Let's say we didn't have a China CDN, then based on the documentation we can use a Cloudfront Custom Policy to allow Signed URLs for specific paths, so we would want to enable this on /user-media/addons/. Since light weight themes lives in this path as well we would have to do it for those as well, which is probably not ideal. Also this may complicate how we serve add-on/theme updates via versioncheck since we will need to generate signed URLs for all the permutations of add-on update requests for at a minimum of the current nginx cache TTL (1 hour).

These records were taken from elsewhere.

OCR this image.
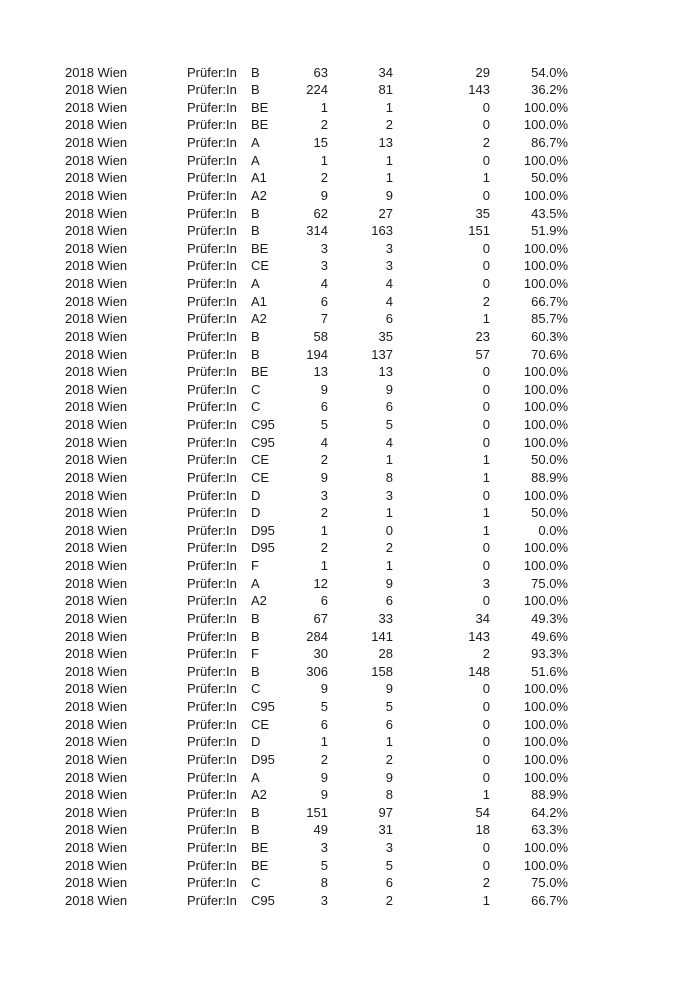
2018 Wien	Prüfer:In	B	63	34	29	54.0%
2018 Wien	Prüfer:In	B	224	81	143	36.2%
2018 Wien	Prüfer:In	BE	1	1	0	100.0%
2018 Wien	Prüfer:In	BE	2	2	0	100.0%
2018 Wien	Prüfer:In	A	15	13	2	86.7%
2018 Wien	Prüfer:In	A	1	1	0	100.0%
2018 Wien	Prüfer:In	A1	2	1	1	50.0%
2018 Wien	Prüfer:In	A2	9	9	0	100.0%
2018 Wien	Prüfer:In	B	62	27	35	43.5%
2018 Wien	Prüfer:In	B	314	163	151	51.9%
2018 Wien	Prüfer:In	BE	3	3	0	100.0%
2018 Wien	Prüfer:In	CE	3	3	0	100.0%
2018 Wien	Prüfer:In	A	4	4	0	100.0%
2018 Wien	Prüfer:In	A1	6	4	2	66.7%
2018 Wien	Prüfer:In	A2	7	6	1	85.7%
2018 Wien	Prüfer:In	B	58	35	23	60.3%
2018 Wien	Prüfer:In	B	194	137	57	70.6%
2018 Wien	Prüfer:In	BE	13	13	0	100.0%
2018 Wien	Prüfer:In	C	9	9	0	100.0%
2018 Wien	Prüfer:In	C	6	6	0	100.0%
2018 Wien	Prüfer:In	C95	5	5	0	100.0%
2018 Wien	Prüfer:In	C95	4	4	0	100.0%
2018 Wien	Prüfer:In	CE	2	1	1	50.0%
2018 Wien	Prüfer:In	CE	9	8	1	88.9%
2018 Wien	Prüfer:In	D	3	3	0	100.0%
2018 Wien	Prüfer:In	D	2	1	1	50.0%
2018 Wien	Prüfer:In	D95	1	0	1	0.0%
2018 Wien	Prüfer:In	D95	2	2	0	100.0%
2018 Wien	Prüfer:In	F	1	1	0	100.0%
2018 Wien	Prüfer:In	A	12	9	3	75.0%
2018 Wien	Prüfer:In	A2	6	6	0	100.0%
2018 Wien	Prüfer:In	B	67	33	34	49.3%
2018 Wien	Prüfer:In	B	284	141	143	49.6%
2018 Wien	Prüfer:In	F	30	28	2	93.3%
2018 Wien	Prüfer:In	B	306	158	148	51.6%
2018 Wien	Prüfer:In	C	9	9	0	100.0%
2018 Wien	Prüfer:In	C95	5	5	0	100.0%
2018 Wien	Prüfer:In	CE	6	6	0	100.0%
2018 Wien	Prüfer:In	D	1	1	0	100.0%
2018 Wien	Prüfer:In	D95	2	2	0	100.0%
2018 Wien	Prüfer:In	A	9	9	0	100.0%
2018 Wien	Prüfer:In	A2	9	8	1	88.9%
2018 Wien	Prüfer:In	B	151	97	54	64.2%
2018 Wien	Prüfer:In	B	49	31	18	63.3%
2018 Wien	Prüfer:In	BE	3	3	0	100.0%
2018 Wien	Prüfer:In	BE	5	5	0	100.0%
2018 Wien	Prüfer:In	C	8	6	2	75.0%
2018 Wien	Prüfer:In	C95	3	2	1	66.7%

Second, could you help me clarify how user-uploaded media are handled in AMO ? As far as I can tell: ... Is that right ?

I explained some of this above, but there is no S3 bucket for user generated content. AMO writes directly to EFS and served via EFS.

Am I looking at the wrong distribution / S3 bucket ? Or could it be a permission issue ?

Also explained above, these assets live in EFS storage.

Please let me know if anything is unclear. We may want to have a quick meeting to discuss options/solutions. Just let me know.

[jasonthomas]

Also we would need figure out how CDN caching is affected by Signed URLs. If it increases the number of requests to our origins this might be a problem.

[jasonthomas]

/cc @bqbn if he has any input.

[diox]

Thanks a lot for clarifying.

So, to sum up:

1. China CDN makes the whole thing more complex indeed. Might invalidate the whole thing.
2. We might need to separate add-on downloads from lightweight themes assets - not sure, because maybe lightweight themes would benefit from this as well (they too need to support disabling/enabling better)
3. Signed URLs would need to be valid for at least one hour, probably more
4. We'd need to make sure CDN caching is not affected

All of these points are not trivial, it certainly makes things difficult, but only the first one really worries me because we don't have a good solution for it :(

[jasonthomas]

China CDN makes the whole thing more complex indeed. Might invalidate the whole thing.

I agree. We can discuss removing it with Mozilla China team but I think they would be against it.

I would prefer a solution that allows us to be CDN agnostic so that we have flexibility to move from one provider. We are using Cloudfront today but we have changed our CDN providers several times over the life of AMO.

[diox]

On IRC @jasonthomas mentionned https://www.nginx.com/blog/securing-urls-secure-link-module-nginx-plus/ which might work, if we can make sure it's not possible to bypass nginx and download the file directly by guessing the CDN domain name/path. Will look into this.

[stale]

This issue has been automatically marked as stale because it has not had recent activity. If you think this bug should stay open, please comment on the issue with further details. Thank you for your contributions.